Dehydration is commonly observed in oiled wildlife. The degree of dehydration can be roughly assessed using a skin pinch test. In dehydrated seals and polar bears, the skin will remain raised for several seconds after pinching. This test is not definitive and is less appropriate for thick skinned pinnipeds with abundant subcutaneous blubber. Hematology can provide a more accurate measure of fluid balance. The degree to which an animal avoids capture and resists handling is also a good index of clinical state. Surface contact of oil on eyes and mucous membranes should be noted.

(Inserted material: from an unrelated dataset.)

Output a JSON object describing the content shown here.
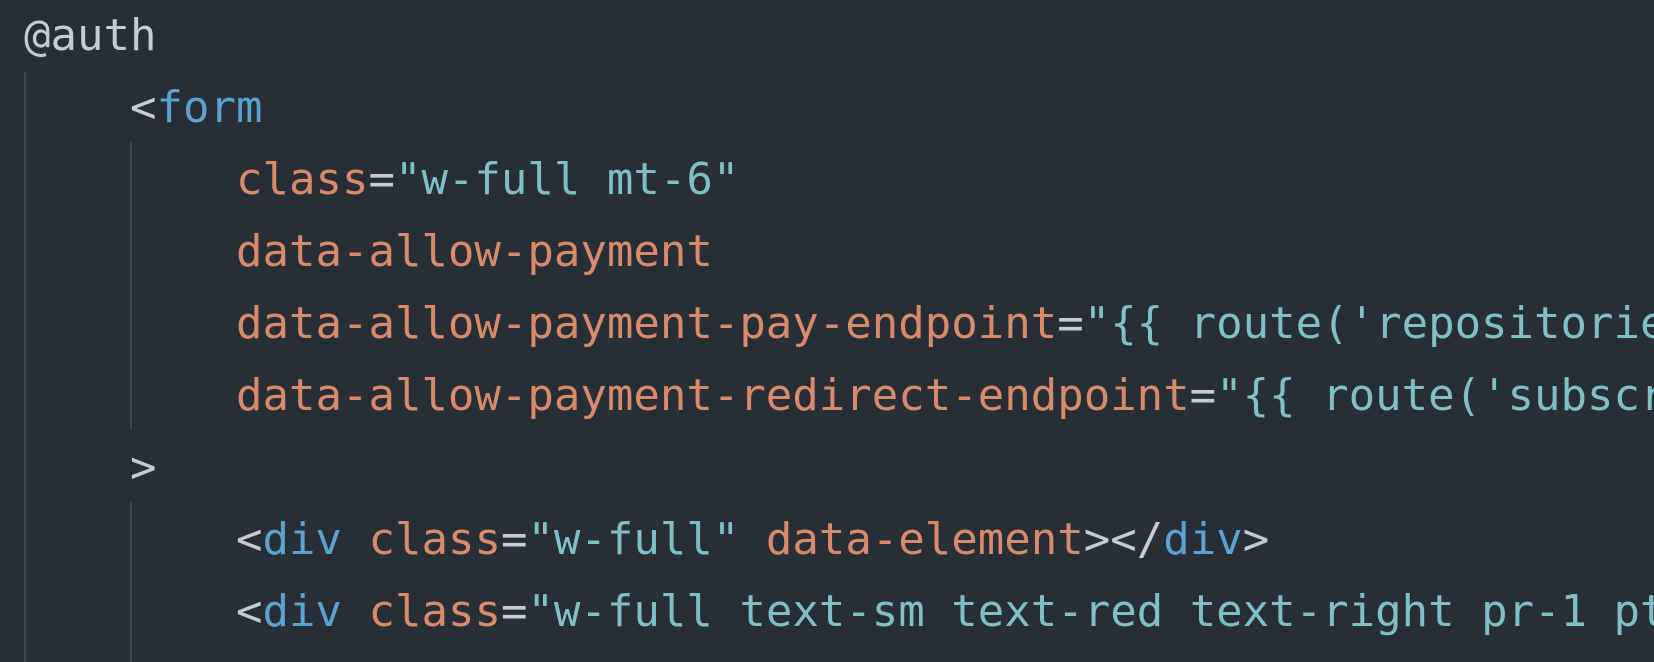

Treatment is initially based on clinical signs, and later on of clinical pathology results (see below). Irrigating eye washes and broad spectrum ophthalmic antibiotics should be used to treat eye injuries. Systemic fluid treatment administered subcutaneously or orally may be used when indicated. Ringer’s solution is appropriate for subcutaneous injection. Dextrose administration is only indicated in hypoglycemic animals.